I don’t know if this is the same elsewhere, but here in the Canadian music establishment there is The Right Way to Do Things. This involves putting a variety of “safe” standard and Canadian music on the programme, getting a large grant, having a cocktail fundraiser, getting a very nice poster designed, putting it up only indoors and in places that the right sort of people might see, sending out postcards and emails to your mailing list, having your publicist draft a press release and send it around to the media, getting some airtime on CBC if you’re lucky, renting a nice hall, charging at least $25, probably $35-$50 for tickets, and if you do this infrequently enough that it’s a special occasion, you get a decent to full house and talk to your audience about how you hope they’re enlightened by the wonderful musical experience they’re about to have.
All well and good. It works for the old guard, everything except the “enlightened” bit (expecting to be enlightened by music is like expecting to have one’s cancer cured by a suspension bridge), partly because they have secure grant funding and an audience built up that likes what they do and is comfortable with going to a more-or-less new music show every two or three months.

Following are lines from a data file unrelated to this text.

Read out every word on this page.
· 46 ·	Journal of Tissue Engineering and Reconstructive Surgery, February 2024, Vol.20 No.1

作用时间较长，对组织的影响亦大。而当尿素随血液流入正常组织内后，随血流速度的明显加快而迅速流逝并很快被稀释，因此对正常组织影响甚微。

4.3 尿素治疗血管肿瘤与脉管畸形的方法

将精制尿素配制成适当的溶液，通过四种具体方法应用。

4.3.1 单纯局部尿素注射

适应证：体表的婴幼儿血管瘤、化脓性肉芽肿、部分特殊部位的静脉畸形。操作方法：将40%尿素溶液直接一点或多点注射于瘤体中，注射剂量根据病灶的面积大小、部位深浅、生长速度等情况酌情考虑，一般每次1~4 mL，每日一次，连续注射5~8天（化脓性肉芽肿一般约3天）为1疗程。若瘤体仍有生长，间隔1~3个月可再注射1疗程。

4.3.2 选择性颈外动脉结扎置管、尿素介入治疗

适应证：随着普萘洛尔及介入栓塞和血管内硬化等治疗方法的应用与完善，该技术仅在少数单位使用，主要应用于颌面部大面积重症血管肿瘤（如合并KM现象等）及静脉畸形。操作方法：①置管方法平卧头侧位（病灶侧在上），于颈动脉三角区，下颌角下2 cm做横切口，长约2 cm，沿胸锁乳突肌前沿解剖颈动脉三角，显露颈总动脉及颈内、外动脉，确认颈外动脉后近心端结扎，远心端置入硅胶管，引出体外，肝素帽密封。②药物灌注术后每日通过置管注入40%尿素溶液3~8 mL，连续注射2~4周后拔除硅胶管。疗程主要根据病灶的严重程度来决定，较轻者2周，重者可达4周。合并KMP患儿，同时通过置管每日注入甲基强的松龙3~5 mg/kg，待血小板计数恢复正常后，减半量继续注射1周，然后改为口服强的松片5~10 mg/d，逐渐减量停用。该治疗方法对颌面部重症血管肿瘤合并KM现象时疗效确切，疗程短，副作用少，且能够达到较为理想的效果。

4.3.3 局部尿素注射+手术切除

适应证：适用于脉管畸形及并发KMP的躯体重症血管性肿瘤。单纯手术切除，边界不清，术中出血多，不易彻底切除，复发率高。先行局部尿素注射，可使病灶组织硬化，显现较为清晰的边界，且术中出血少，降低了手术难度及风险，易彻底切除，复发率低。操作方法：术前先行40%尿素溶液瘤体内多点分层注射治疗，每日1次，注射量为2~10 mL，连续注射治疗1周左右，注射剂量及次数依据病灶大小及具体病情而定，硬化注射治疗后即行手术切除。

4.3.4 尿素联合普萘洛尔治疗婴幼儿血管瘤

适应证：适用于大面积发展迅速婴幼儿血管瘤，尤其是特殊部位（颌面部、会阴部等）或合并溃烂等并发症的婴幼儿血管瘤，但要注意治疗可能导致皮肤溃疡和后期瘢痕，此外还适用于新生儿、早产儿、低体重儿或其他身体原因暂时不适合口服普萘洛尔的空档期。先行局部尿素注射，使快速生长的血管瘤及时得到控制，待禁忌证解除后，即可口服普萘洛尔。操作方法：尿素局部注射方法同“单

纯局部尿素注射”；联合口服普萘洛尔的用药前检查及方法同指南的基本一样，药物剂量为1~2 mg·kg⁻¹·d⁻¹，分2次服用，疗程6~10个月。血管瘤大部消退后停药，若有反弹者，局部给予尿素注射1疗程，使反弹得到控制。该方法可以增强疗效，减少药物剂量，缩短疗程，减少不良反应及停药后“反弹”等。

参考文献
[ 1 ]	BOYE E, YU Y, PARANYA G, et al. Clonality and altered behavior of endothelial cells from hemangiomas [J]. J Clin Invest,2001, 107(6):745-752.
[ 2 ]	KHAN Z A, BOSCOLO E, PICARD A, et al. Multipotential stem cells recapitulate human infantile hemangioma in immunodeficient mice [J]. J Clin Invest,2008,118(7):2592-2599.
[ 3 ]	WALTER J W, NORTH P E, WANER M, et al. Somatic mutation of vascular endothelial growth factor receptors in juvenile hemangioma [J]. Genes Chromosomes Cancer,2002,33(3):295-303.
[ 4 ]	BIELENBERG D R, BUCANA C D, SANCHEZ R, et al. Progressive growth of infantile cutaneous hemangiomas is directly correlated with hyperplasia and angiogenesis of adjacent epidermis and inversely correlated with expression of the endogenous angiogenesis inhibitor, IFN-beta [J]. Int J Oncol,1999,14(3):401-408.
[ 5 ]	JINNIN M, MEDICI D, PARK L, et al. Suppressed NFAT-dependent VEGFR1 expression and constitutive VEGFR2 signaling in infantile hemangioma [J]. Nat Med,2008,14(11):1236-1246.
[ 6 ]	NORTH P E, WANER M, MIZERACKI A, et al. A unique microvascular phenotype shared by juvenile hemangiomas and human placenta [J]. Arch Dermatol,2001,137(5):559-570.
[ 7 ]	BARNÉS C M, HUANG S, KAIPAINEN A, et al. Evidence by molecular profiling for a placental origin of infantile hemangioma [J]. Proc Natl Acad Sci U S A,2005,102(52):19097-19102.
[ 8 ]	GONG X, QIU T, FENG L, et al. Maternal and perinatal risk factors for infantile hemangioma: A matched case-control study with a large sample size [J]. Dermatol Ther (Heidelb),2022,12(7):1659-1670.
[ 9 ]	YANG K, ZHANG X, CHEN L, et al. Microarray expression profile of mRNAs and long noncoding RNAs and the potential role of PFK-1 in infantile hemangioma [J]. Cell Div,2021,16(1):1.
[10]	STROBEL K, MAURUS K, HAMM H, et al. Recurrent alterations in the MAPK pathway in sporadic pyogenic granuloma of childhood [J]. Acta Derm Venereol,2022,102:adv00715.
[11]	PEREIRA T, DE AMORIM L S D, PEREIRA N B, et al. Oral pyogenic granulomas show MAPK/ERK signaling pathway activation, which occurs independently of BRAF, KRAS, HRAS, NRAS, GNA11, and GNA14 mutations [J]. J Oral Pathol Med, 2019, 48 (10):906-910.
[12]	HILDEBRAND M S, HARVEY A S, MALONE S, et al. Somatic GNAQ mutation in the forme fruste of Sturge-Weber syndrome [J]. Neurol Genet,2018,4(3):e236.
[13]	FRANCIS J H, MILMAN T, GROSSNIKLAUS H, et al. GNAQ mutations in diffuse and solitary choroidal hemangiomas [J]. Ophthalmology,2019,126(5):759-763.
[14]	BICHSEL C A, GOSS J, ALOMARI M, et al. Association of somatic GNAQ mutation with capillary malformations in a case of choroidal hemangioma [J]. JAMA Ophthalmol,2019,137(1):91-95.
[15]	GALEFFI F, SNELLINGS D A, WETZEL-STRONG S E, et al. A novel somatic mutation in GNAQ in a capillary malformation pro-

But if you look at my list above, the 2nd step (“getting a large grant”) is what the rest of the steps are contingent upon. All the rest of that stuff – hiring a graphic designer, getting nice glossy posters printed, renting the Koerner hall or Glenn Gould Studio, paying the musicians, paying the big-ticket composers and soloists – costs a lot of money, and even $45 tickets won’t bring enough of it in. Like the Tyrannosaurus Rex, the big guys need to eat a lot. And if the food supply gets even a little bit smaller they are dead.
Contrast that to what I’m doing now. The production process for my operas is something like this: Write librettos, find composers to set them, practice them, cajole a friend into being the director, find a space that you can afford to rent on your own to perform in, make the website yourself, make the poster yourself, make a zillion cheap photocopies of the poster, put them up yourself, make the props and sets with your sax player who’s also a visual artist, make the costumes yourself, get a friend to run lights, write the press release yourself and send it to the press yourself, promote the event online with social networking etc., then go and perform it, charging $10 tops at the door. Oh, and your husband runs the door.
It’s Wagner’s Gesamtkunstwerk, on steroids. Not only am I the creator and performer of the work I’m the graphic designer, costume mistress, publicist, webmaster, and poster monkey.
What’s bad about this (as I know from other less ambitious projects) is that it’s really, really tiring. It takes lots of time and energy and effort. But the upside is that, unlike the T-rex ensembles that can only function if given large sums of cash, I can do this with nothing but a couple of hundred dollars to rent the performance space and a modest photocopying/Value Village prop budget. If the figurative comet (perhaps a 95% cut in arts funding) comes, the T-rexes will be gone in an instant, but I, like the small proto-mammals that survived the impact that killed off the dinosaurs, will still be here, and will still do my thing.
It would still be sad that the big ensembles were gone, don’t get me wrong. Ben disagrees with me, but there are things you can do with a really giant ensemble that you can’t do with one soprano and a saxophonist, no matter how good or versatile they are. For example, I had an idea of setting an opera in an FLDS compound, with a giant cast of plural wives all in those hideous prairie dresses. It would be awesome, but of course impossible without a vast amount of money that I could never hope to raise. No, in spite of the weird class issues, the hypocracy, the snobbery, I’d be sad to see the Canadian music establishment go. They do good things and play good music (at least some of the time) that wouldn’t otherwise be played. But it comforts me, and not just for my own selfish reasons, that even if it does there’ll be something here that will eventually turn into a new establishment. Just like we no longer have T-rexes, but we do have elephants and hippos and humans, among other unwieldy and difficult-to-feed top predators.